Dive Brief:
- Denver-based SunShare, a developer of community solar gardens, has filed a formal protest challenging a June settlement between Xcel Energy and a wide range of parties that limited new solar fees and pushed for the development of more shared resources, the Denver Post reports.
- While the settlement allowed private developers to construct solar gardens up to 2 MW in capacity, SunShare says the Colorado Public Utilities Commission should raise that to 50 MW—the size Xcel Energy is allowed to own.
- More than two dozen parties have signed onto the settlement, including major Colorado solar interests, but support is not unanimous. Only eight of the parties fully backed the settlement, which must now be reviewed by the PUC.
Dive Insight:
A solar settlement in Colorado has been hailed as a "monumental achievement" by some advocates, but not everyone agrees. The Denver Post reports SunShare has filed a formal challenge to the settlement, arguing it gives Xcel Energy inherent advantages of scale in the development of community renewables.

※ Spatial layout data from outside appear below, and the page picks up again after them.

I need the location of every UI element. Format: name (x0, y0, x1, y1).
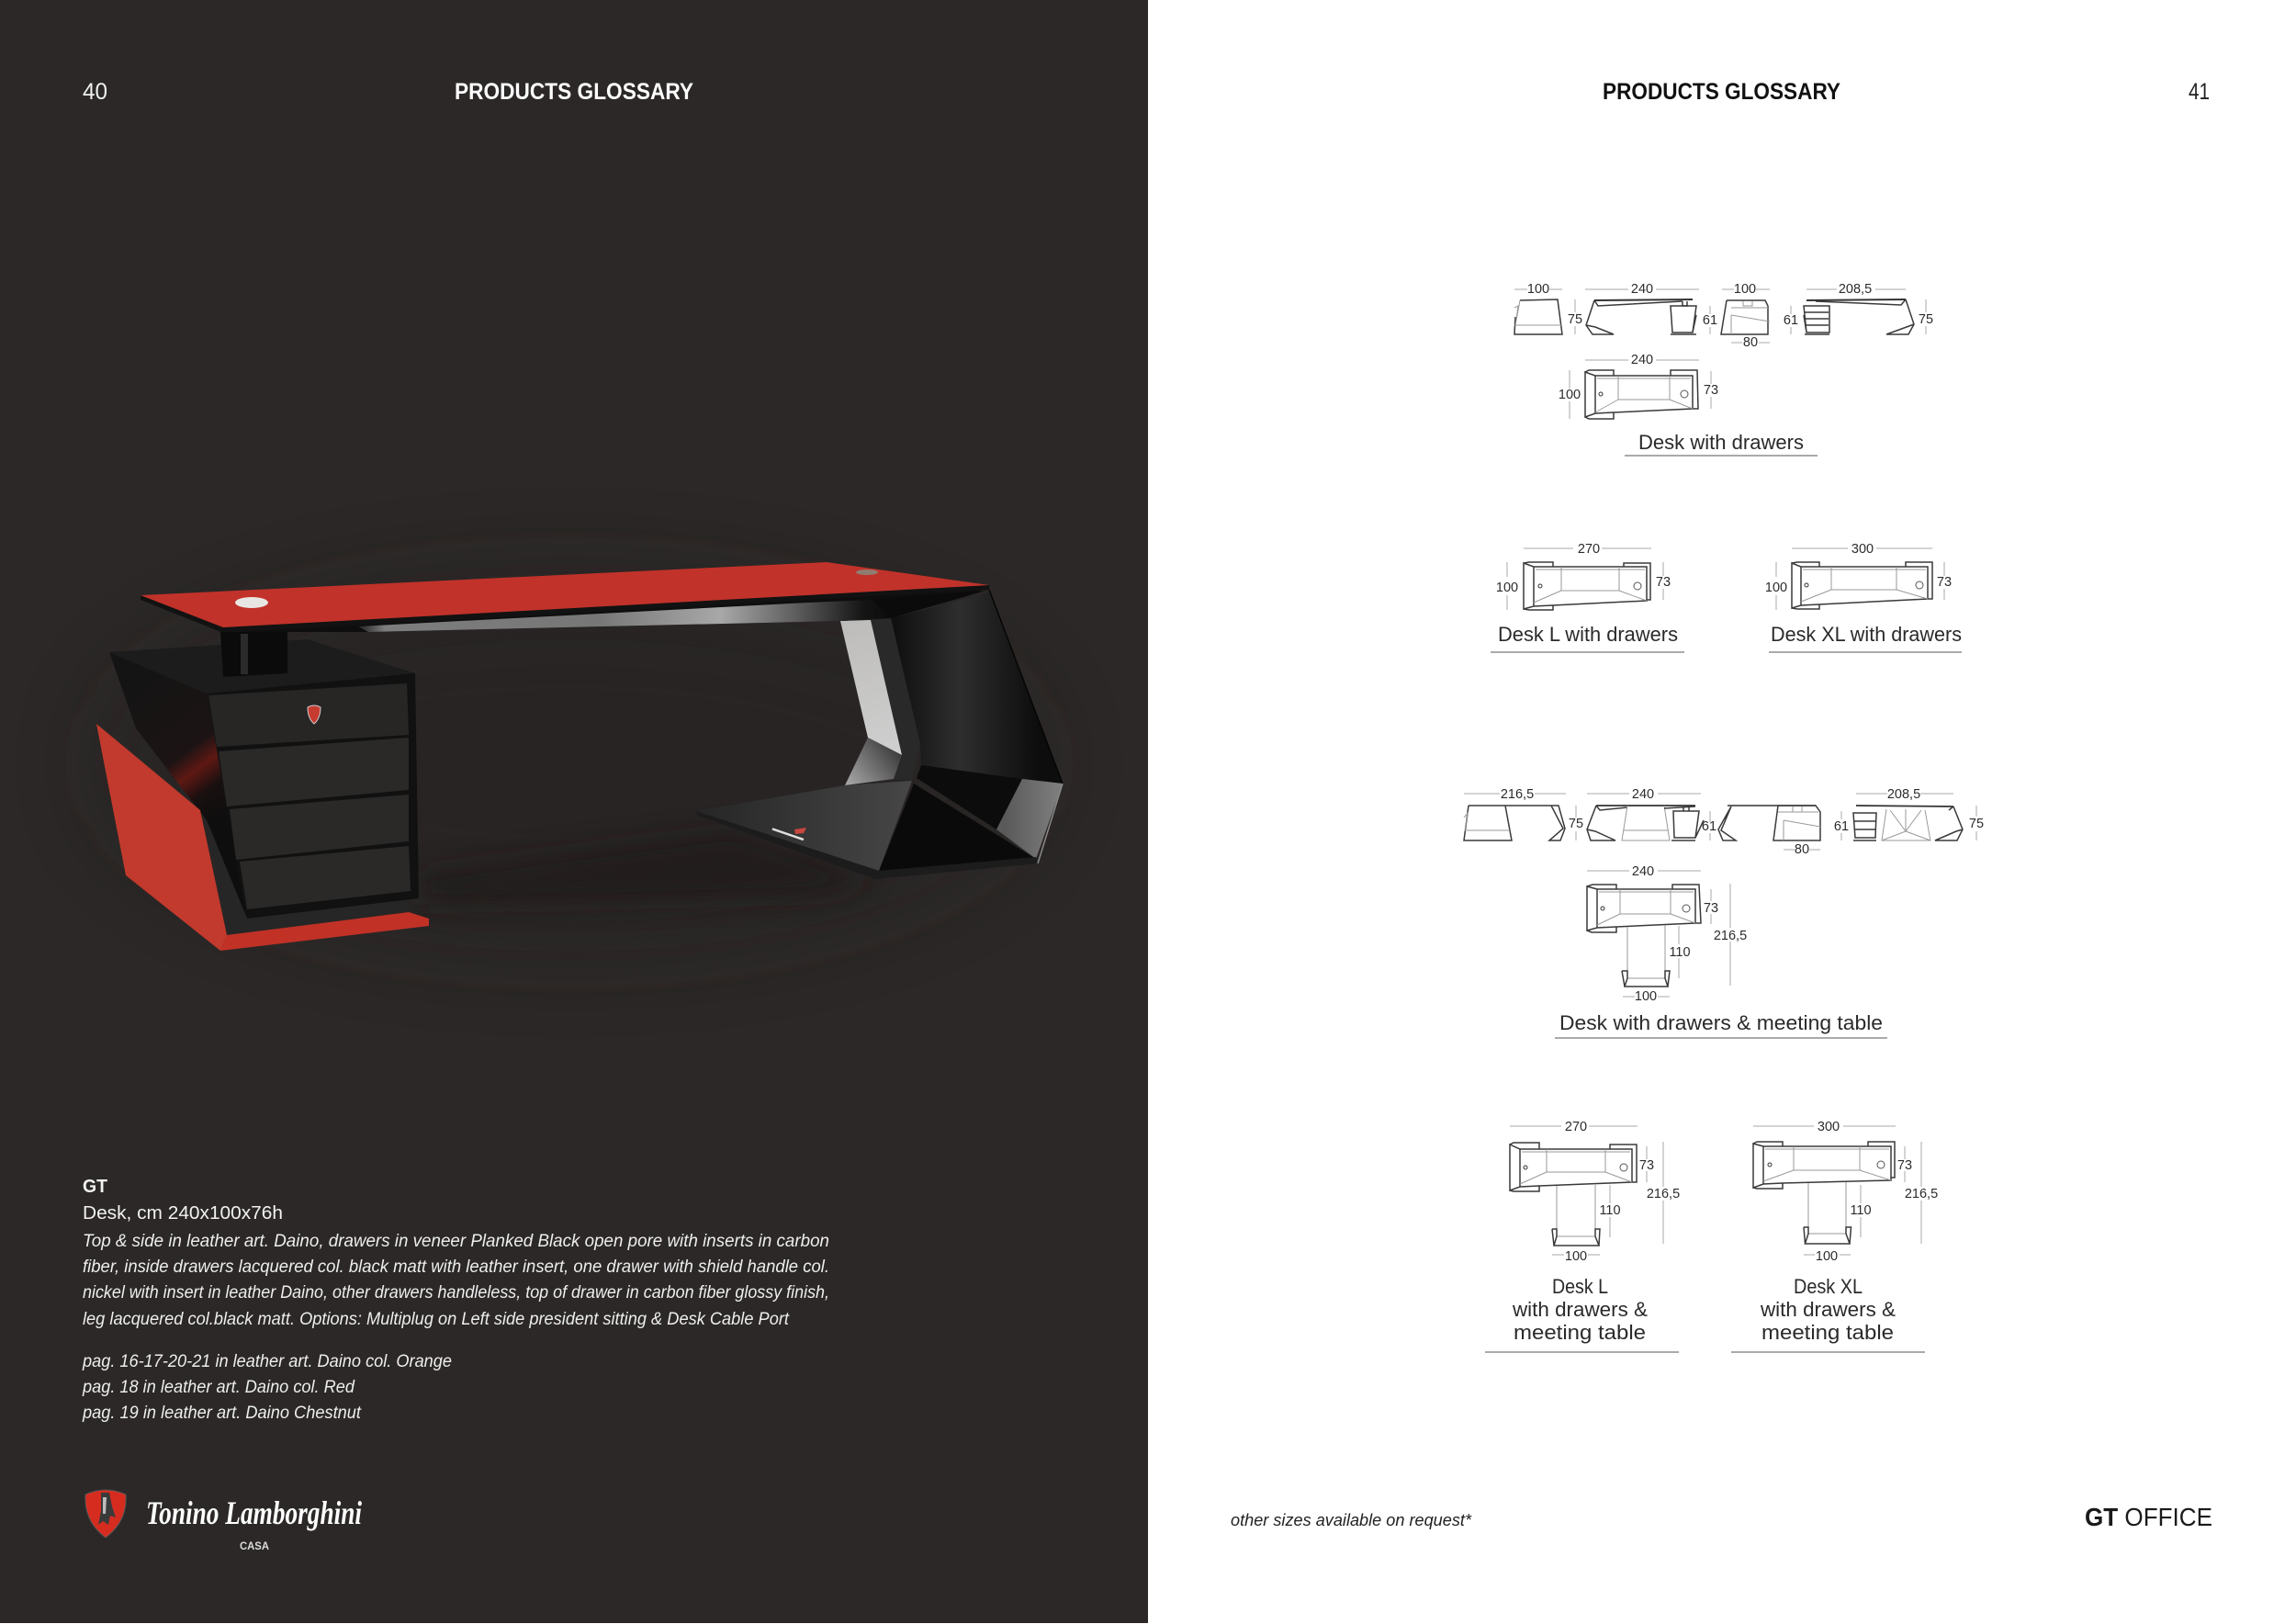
panel: desk with drawers and meeting table (1464, 787, 1984, 1038)
casa label: CASA (240, 1539, 269, 1552)
drawing: rear elevation: 75 (1919, 312, 1933, 327)
drawing: side elevation: 61 (1702, 819, 1716, 834)
drawing: plan view with table: 110 (1599, 1203, 1621, 1218)
drawing: plan view with table (1587, 864, 1747, 1004)
drawing: rear elevation (1784, 282, 1933, 334)
desk top edge (141, 585, 989, 633)
drawing: end view with cabinet: 100 (1734, 282, 1756, 297)
drawing: end elevation (1718, 806, 1820, 857)
icon: shield with bull (85, 1490, 126, 1538)
drawing: rear elevation: 75 (1969, 817, 1984, 831)
drawing: plan view with table (1510, 1120, 1680, 1264)
drawing: plan view with table: 73 (1639, 1158, 1654, 1173)
product size: Desk, cm 240x100x76h (83, 1203, 283, 1224)
drawing: plan view: 100 (1765, 581, 1787, 595)
drawing: front view: 75 (1568, 312, 1582, 327)
caption: with drawers & (1512, 1298, 1648, 1321)
drawing: plan view: 73 (1704, 383, 1718, 398)
product photo: GT desk (96, 562, 1063, 951)
drawing: rear elevation: 61 (1784, 313, 1798, 328)
drawing: plan view with table: 100 (1635, 989, 1657, 1004)
floor vignette (110, 588, 1029, 937)
drawing: plan view: 73 (1937, 575, 1952, 590)
panel: desk L with drawers (1491, 542, 1684, 652)
drawing: side elevation (1587, 787, 1716, 840)
drawing: side elevation: 240 (1631, 282, 1653, 297)
caption: meeting table (1761, 1321, 1894, 1344)
drawing: plan view: 300 (1851, 542, 1874, 557)
panel: desk L with meeting table (1485, 1120, 1680, 1352)
heading right: PRODUCTS GLOSSARY (1603, 79, 1840, 105)
drawing: plan view with table (1753, 1120, 1938, 1264)
description lines: Top & side in leather art. Daino, drawers in veneer Planked Black open pore with inserts in carbon (83, 1231, 829, 1251)
product name: GT (83, 1177, 107, 1197)
drawer 4 (240, 846, 411, 909)
description lines: nickel with insert in leather Daino, other drawers handleless, top of drawer in carbon fiber glossy finish, (83, 1282, 829, 1303)
section label: GT Office: GT OFFICE (2085, 1503, 2212, 1531)
description lines: leg lacquered col.black matt. Options: Multiplug on Left side president sitting & Desk Cable Port (83, 1309, 790, 1329)
drawing: end view with cabinet: 80 (1743, 335, 1758, 350)
drawing: plan view with table: 216,5 (1714, 929, 1747, 943)
drawing: front view: 100 (1527, 282, 1549, 297)
drawing: rear elevation: 208,5 (1887, 787, 1920, 802)
drawing: plan view (1765, 542, 1952, 610)
panel: dark left page (0, 0, 1148, 1623)
cable port discs (235, 597, 268, 608)
cabinet side (109, 652, 247, 919)
mesh carbon strip (207, 820, 409, 935)
caption: meeting table (1514, 1321, 1646, 1344)
page number left: 40 (83, 79, 107, 105)
panel: desk with drawers (1514, 282, 1933, 456)
floor shadow (419, 831, 877, 905)
caption (1731, 1275, 1925, 1352)
caption: Desk L (1552, 1275, 1608, 1298)
drawing: end view with cabinet (1721, 282, 1770, 350)
drawing: plan view with table: 216,5 (1647, 1187, 1680, 1201)
drawing: plan view with table: 270 (1565, 1120, 1587, 1134)
drawing: plan view with table: 110 (1669, 945, 1691, 960)
support post (220, 632, 287, 677)
cabinet front (207, 673, 419, 919)
desk leg: lower facet (845, 738, 902, 785)
floor logo (771, 828, 806, 840)
heading left: PRODUCTS GLOSSARY (455, 79, 693, 105)
desk top in red leather (141, 562, 989, 627)
drawing: plan view with table: 240 (1632, 864, 1654, 879)
red base (220, 912, 429, 951)
desk leg: inner dark panel (917, 765, 1022, 829)
brand wordmark: Tonino Lamborghini (146, 1494, 362, 1531)
caption: Desk L with drawers (1498, 623, 1678, 646)
drawing: plan view with table: 73 (1897, 1158, 1912, 1173)
desk beam underside (223, 588, 989, 632)
desk leg: shiny facet (996, 779, 1063, 859)
page references (82, 1351, 452, 1423)
caption: Desk with drawers (1638, 431, 1804, 454)
drawing: plan view: 270 (1578, 542, 1600, 557)
caption: with drawers & (1760, 1298, 1896, 1321)
drawing: front view: 75 (1569, 817, 1583, 831)
desk leg: tall black panel (891, 592, 1063, 784)
drawing: end elevation: 80 (1795, 842, 1809, 857)
drawing: rear elevation: 208,5 (1839, 282, 1872, 297)
drawing: plan view with table: 73 (1704, 901, 1718, 916)
drawing: front view (1464, 787, 1583, 840)
drawing: front view (1514, 282, 1582, 334)
drawing: rear elevation: 61 (1834, 819, 1849, 834)
caption (1485, 1275, 1679, 1352)
drawing: plan view with table: 216,5 (1905, 1187, 1938, 1201)
desk foot plate (696, 781, 912, 871)
footnote: other sizes available on request* (1231, 1510, 1472, 1529)
logo: Tonino Lamborghini Casa (85, 1490, 362, 1552)
drawer 3 (230, 795, 409, 860)
caption: Desk with drawers & meeting table (1559, 1011, 1883, 1034)
drawer 1 (208, 683, 409, 747)
shield handle (308, 705, 321, 724)
drawing: plan view with table: 100 (1816, 1249, 1838, 1264)
description lines: fiber, inside drawers lacquered col. black matt with leather insert, one drawer with shield handle col. (83, 1257, 829, 1277)
drawing: plan view with table: 100 (1565, 1249, 1587, 1264)
cabinet top (109, 639, 415, 694)
drawing: plan view: 100 (1559, 388, 1581, 402)
desk leg: floor triangle (879, 784, 1036, 871)
drawer 2 (219, 738, 409, 806)
page references: pag. 19 in leather art. Daino Chestnut (82, 1403, 362, 1423)
drawing: front view: 216,5 (1501, 787, 1534, 802)
drawing: plan view: 100 (1496, 581, 1518, 595)
page references: pag. 16-17-20-21 in leather art. Daino col. Orange (82, 1351, 452, 1371)
drawing: plan view (1559, 353, 1718, 419)
caption: Desk XL (1794, 1275, 1863, 1298)
panel: desk XL with drawers (1765, 542, 1962, 652)
desk leg: silver strip (840, 620, 902, 755)
page number right: 41 (2189, 79, 2210, 105)
drawing: plan view: 240 (1631, 353, 1653, 367)
drawing: side elevation: 240 (1632, 787, 1654, 802)
desk leg: dark strip (871, 618, 920, 781)
red side panel (96, 724, 227, 951)
drawing: plan view (1496, 542, 1671, 610)
description lines (83, 1231, 829, 1329)
drawing: plan view with table: 110 (1850, 1203, 1872, 1218)
text block: product description (82, 1177, 829, 1423)
panel: white right page (1148, 0, 2296, 1624)
drawing: plan view: 73 (1656, 575, 1671, 590)
panel: desk XL with meeting table (1731, 1120, 1938, 1352)
caption: Desk XL with drawers (1771, 623, 1962, 646)
drawing: rear elevation (1834, 787, 1984, 840)
drawing: side elevation: 61 (1703, 313, 1717, 328)
drawing: plan view with table: 300 (1818, 1120, 1840, 1134)
drawing: side elevation (1585, 282, 1717, 334)
page references: pag. 18 in leather art. Daino col. Red (82, 1377, 355, 1397)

Specific to SunShare's complaint, the settlement modifies Xcel's 2017 Renewable Energy Plan to add 225 MW of solar to the utility's Solar*Connect program, which will be renamed Renewable*Connect, as well as development of 105 MW of community solar gardens. Under Colorado rules, existing shared solar programs can be no larger than 2 MW and can only be marketed locally. The R*C 50 MW project would be marketed statewide.
By allowing Xcel to develop a community solar facilities 50 MW in size, SunShare argues that Xcel can generate renewable power 40% cheaper while also being able to access the grid at lower cost. The company wants regulators to allow privately-developed community solar garden at the same size as the utility.
The compromise would also avoid new grid fees, prevent cuts in payments to solar owners, and institute time-of-use rates.